All of the systems agree that the species is monotypic.

==Description==

The black-throated saltator is 20 to 20.5 cm long; one male weighed 53.8 g. The sexes have the same plumage. Adults have a black face, chin, and throat and brownish gray ear coverts. Their forehead, crown, nape, upperparts, and wings are dark brown with lighter edges on the feathers. Their tail is dark brown with faint darker bars. Their breast is pale buffy gray that becomes a warmer buff on the belly, flanks, and vent. They have a chocolate-brown iris, a thick orange bill with a blackish culmen, and light brown legs and feet. Juveniles have buff edges on their throat feathers and a dark bill.

==Distribution and habitat==

The black-throated saltator is found primarily in eastern Brazil south of a line from southern Rondônia east to southern Tocantins then northeast to the Atlantic in northern Maranhão. Its southern boundary is from southern Mato Grosso do Sul east to southern Minas Gerais and then northeast to the Atlantic in northern Ceará. Its range in the west omits far southwestern Mato Grosso and western Mato Grosso do Sul. From Brazil its range extends west into northern and eastern Bolivia and southwest into northeastern Paraguay.

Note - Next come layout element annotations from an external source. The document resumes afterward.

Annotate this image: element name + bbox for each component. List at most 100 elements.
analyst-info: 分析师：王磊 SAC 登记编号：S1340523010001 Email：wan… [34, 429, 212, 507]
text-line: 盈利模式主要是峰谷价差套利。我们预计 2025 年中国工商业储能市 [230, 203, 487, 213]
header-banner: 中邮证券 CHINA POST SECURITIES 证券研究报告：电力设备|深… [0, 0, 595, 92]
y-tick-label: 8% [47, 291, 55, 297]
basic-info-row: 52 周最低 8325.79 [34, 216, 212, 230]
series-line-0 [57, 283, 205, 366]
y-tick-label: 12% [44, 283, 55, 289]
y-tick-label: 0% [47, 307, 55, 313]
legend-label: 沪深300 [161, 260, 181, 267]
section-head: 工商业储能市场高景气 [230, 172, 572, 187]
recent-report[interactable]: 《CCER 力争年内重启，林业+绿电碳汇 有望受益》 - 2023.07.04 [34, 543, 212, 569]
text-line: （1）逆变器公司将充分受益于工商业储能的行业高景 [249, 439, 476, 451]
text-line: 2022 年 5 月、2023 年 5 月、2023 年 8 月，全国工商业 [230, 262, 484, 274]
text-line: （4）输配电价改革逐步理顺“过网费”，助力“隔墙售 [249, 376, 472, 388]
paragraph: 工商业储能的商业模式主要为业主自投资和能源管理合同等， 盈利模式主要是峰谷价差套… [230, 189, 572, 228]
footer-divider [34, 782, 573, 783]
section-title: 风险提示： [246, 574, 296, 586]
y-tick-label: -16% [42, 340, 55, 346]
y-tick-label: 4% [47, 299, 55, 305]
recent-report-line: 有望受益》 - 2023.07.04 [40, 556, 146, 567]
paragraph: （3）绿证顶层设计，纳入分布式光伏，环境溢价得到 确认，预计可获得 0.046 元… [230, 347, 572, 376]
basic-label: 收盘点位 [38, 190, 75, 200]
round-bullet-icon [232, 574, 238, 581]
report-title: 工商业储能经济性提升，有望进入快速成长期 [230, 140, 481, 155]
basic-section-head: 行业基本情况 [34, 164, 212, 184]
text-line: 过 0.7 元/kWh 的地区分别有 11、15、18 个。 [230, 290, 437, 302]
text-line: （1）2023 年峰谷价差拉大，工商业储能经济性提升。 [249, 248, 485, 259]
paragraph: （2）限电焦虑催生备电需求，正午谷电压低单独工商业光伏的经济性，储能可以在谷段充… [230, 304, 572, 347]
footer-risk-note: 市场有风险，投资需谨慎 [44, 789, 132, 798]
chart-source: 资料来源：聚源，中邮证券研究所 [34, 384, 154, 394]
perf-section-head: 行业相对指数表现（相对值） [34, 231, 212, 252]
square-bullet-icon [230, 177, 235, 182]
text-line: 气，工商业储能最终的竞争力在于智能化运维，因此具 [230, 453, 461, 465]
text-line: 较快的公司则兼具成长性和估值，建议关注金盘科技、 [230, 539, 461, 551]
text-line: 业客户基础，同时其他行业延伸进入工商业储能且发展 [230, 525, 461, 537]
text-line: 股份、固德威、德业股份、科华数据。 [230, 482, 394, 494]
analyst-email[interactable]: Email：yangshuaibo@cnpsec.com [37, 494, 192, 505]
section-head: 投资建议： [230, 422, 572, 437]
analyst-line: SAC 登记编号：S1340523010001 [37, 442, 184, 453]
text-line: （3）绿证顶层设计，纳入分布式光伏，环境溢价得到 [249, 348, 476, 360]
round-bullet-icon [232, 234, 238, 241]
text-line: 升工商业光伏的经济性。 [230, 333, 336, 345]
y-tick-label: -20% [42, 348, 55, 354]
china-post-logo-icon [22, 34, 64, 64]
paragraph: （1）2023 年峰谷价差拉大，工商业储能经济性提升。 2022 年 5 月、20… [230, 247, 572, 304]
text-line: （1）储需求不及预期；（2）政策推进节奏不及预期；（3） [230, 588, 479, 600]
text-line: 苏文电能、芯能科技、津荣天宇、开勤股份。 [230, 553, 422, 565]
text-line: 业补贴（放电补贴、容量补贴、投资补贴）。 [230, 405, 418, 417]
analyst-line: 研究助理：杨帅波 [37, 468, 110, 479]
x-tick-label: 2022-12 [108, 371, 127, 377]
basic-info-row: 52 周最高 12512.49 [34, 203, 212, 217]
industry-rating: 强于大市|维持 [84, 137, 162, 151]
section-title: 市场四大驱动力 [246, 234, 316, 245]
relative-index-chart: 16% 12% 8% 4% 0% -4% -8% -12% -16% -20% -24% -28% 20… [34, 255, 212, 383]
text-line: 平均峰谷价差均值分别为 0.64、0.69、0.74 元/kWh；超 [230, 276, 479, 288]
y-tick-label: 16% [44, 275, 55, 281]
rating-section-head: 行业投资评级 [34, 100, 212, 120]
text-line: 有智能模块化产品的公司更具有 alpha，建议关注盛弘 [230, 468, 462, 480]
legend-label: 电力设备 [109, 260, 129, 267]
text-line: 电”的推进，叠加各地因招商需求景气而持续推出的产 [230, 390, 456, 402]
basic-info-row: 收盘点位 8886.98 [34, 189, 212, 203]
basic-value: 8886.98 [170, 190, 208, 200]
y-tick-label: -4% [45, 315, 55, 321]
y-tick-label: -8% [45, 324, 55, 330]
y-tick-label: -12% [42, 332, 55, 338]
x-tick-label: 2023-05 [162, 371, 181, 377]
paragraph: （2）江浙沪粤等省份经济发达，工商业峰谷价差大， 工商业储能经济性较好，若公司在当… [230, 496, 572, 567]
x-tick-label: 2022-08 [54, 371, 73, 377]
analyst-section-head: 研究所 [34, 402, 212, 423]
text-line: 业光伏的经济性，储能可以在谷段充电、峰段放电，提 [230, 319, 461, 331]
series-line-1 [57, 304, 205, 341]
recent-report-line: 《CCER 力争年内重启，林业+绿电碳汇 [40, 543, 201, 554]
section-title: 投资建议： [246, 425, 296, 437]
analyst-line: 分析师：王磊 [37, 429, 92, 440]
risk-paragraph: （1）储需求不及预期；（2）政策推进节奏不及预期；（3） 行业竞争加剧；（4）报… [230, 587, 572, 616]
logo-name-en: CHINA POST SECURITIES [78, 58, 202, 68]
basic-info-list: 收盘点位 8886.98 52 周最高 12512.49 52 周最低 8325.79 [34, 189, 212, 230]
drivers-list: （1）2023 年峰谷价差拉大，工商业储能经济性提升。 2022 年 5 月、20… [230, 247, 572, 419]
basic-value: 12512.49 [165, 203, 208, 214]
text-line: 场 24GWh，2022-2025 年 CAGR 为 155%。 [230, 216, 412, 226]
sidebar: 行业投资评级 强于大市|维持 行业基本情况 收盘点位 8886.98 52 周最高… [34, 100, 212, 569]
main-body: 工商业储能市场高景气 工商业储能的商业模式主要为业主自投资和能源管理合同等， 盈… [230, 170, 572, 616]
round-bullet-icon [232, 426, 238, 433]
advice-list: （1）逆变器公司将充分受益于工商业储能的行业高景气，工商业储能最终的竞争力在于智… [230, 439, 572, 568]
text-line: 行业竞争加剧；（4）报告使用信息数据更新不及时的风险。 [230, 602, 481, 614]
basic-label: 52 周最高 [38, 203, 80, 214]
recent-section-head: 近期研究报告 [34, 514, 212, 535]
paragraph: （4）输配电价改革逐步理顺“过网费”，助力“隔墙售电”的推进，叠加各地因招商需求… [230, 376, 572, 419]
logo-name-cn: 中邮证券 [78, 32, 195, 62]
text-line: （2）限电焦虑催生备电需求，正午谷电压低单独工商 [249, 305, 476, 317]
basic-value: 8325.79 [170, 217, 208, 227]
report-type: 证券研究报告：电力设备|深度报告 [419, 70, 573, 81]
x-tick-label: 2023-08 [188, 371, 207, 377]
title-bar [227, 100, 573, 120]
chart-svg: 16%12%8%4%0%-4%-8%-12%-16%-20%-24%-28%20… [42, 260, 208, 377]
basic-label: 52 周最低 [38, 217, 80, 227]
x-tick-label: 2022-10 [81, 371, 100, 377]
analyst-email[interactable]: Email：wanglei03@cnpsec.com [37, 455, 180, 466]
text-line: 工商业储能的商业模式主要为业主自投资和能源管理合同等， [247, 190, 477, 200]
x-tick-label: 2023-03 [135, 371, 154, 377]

The black-throated saltator inhabits dry scrublands in caatinga and cerrado. In elevation in Brazil it ranges between 700 and 1300 m.

==Behavior==
===Movement===

The black-throated saltator is believed to be a year-round resident.

===Feeding===

The black-throated saltator's diet has not been studied but is known to include seeds, flower buds, fruit, and invertebrates. It forages mostly on the ground and usually as a member of a mixed-species feeding flock.

===Breeding===

The black-throated saltator's breeding biology is known only from Minas Gerais. There its breeding season includes March, April, and October which "suggests that [the] species possibly at least double-brooded". There is also some evidence that pairs have helpers. Two nests were cups made from grass; one was on the ground beside a clump of grass and the other about 1 m above the ground in a bush. The clutch is two eggs that are blue or greenish white with dull brown or black markings. The incubation period, time to fledging, and details of parental care are not known.

===Vocalization===

The black-throated saltator's song is a "very high, hurried, mellow warbling weet-jewir-p-weetjewir" that lasts about three seconds. Its call is "high bits" that sound like clicking pebbles.

==Status==

The IUCN has assessed the black-throated saltator as being of Least Concern. It has a very large range; its population size and trend are not known. No immediate threats have been identified. It is considered "frequent to uncommon" in Brazil. It is found in some national parks.